Write 3 Pages in total (One page for each topics)


Write 3 Pages in total (One page for each topics)

1. What Is a System? And What Is Systems Thinking?

Donella Meadows, the pioneer of Systems Thinking and author of Thinking in Systems: A Primer, defines a system as “an interconnected set of elements that is coherently organized in a way that achieves something. If you look at that definition closely for a minute, you can see that a system must consist of three kinds of things: elements, interconnections, and a function or purpose” (2008, p. 11). For this Discussion, using Meadows’s definition of a system, consider an organization you are familiar with and post the following:

  • Provide a brief description of the organization.
  • Provide two examples of a system within the      organization, and describe the elements, interconnections, and purpose for      each. (Remember, to be an actual system all three features must be      present.)
  • Now that you have identified some examples of      systems within an organization, consider your definition of what systems      thinking may entail. Provide a 1-sentence definition.

2. Mental Models

One of a manager’s most important skills is to be able to identify solutions to operational problems and manage corrective actions (change) to improve performance. Many times, it is the latter (change) that becomes the most difficult to manage. This challenge stems from presence of mental models, which are deeply ingrained beliefs, assumptions, and generalizations of how something should work, perform, function, etc. Mental models can have a detrimental effect on implementing change.
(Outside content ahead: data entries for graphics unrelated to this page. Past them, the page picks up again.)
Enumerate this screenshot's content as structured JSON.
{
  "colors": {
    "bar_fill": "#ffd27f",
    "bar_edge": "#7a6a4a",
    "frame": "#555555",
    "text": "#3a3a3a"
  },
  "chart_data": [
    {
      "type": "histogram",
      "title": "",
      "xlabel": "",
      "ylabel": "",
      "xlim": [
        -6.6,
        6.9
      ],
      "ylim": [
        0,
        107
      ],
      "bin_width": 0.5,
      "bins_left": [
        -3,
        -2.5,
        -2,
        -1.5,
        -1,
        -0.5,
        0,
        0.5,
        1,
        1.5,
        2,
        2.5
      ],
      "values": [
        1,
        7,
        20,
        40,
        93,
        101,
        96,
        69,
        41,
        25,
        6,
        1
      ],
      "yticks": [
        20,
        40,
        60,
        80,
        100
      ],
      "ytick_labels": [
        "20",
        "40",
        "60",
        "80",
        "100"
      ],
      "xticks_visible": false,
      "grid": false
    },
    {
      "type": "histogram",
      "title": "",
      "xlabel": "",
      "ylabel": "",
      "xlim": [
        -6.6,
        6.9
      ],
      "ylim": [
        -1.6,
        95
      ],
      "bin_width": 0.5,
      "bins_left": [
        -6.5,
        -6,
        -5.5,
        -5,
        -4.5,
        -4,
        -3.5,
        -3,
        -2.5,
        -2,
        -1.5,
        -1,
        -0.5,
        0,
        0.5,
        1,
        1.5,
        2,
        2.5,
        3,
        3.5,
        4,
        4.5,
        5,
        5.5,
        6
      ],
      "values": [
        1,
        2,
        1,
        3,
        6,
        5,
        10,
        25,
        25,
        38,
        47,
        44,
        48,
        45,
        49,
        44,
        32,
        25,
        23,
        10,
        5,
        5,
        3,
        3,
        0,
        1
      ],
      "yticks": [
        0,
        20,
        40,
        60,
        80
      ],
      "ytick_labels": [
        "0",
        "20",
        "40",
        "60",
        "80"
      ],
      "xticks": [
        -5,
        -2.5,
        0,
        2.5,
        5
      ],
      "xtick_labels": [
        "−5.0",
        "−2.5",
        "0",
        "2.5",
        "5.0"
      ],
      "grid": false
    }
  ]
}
For this Discussion, consider an organization that you are familiar with and post the following:

  • Provide a brief description of the organization.
  • Describe a mental model that you have witnessed and      that has interfered with or prevented an improvement process from being      implemented.
  • Finally, give your thoughts about whether you think      this mental model can be overcome.

3. Business Skills for Good: Personal Mastery

Becoming an effective leader and business professional requires you to develop a number of skills throughout your career. In this program, you will consider many different business skills—some tangible, and some intangible. And some of those intangible skills, when put into practice, can result in new opportunities for growth and development for yourself, for the organizations where you work, and for others within and outside of your personal and professional community. These Business Skills for Good will be highlighted in various Assessments throughout your MBA program, and in the Assessment for this Competency, you will discuss the role of personal mastery in your leadership development.

Consider how Senge defined personal vision as “the ability to focus on ultimate intrinsic desires, not only the secondary goals” (2006, p. 173). Simply put, personal vision goes far beyond traditional goals and objectives. With this definition in mind, respond to the following:

  • Define and present your own personal vision.
  • Briefly relate your personal vision to your ability      to become an agent of change within your organization, your family, or      your community.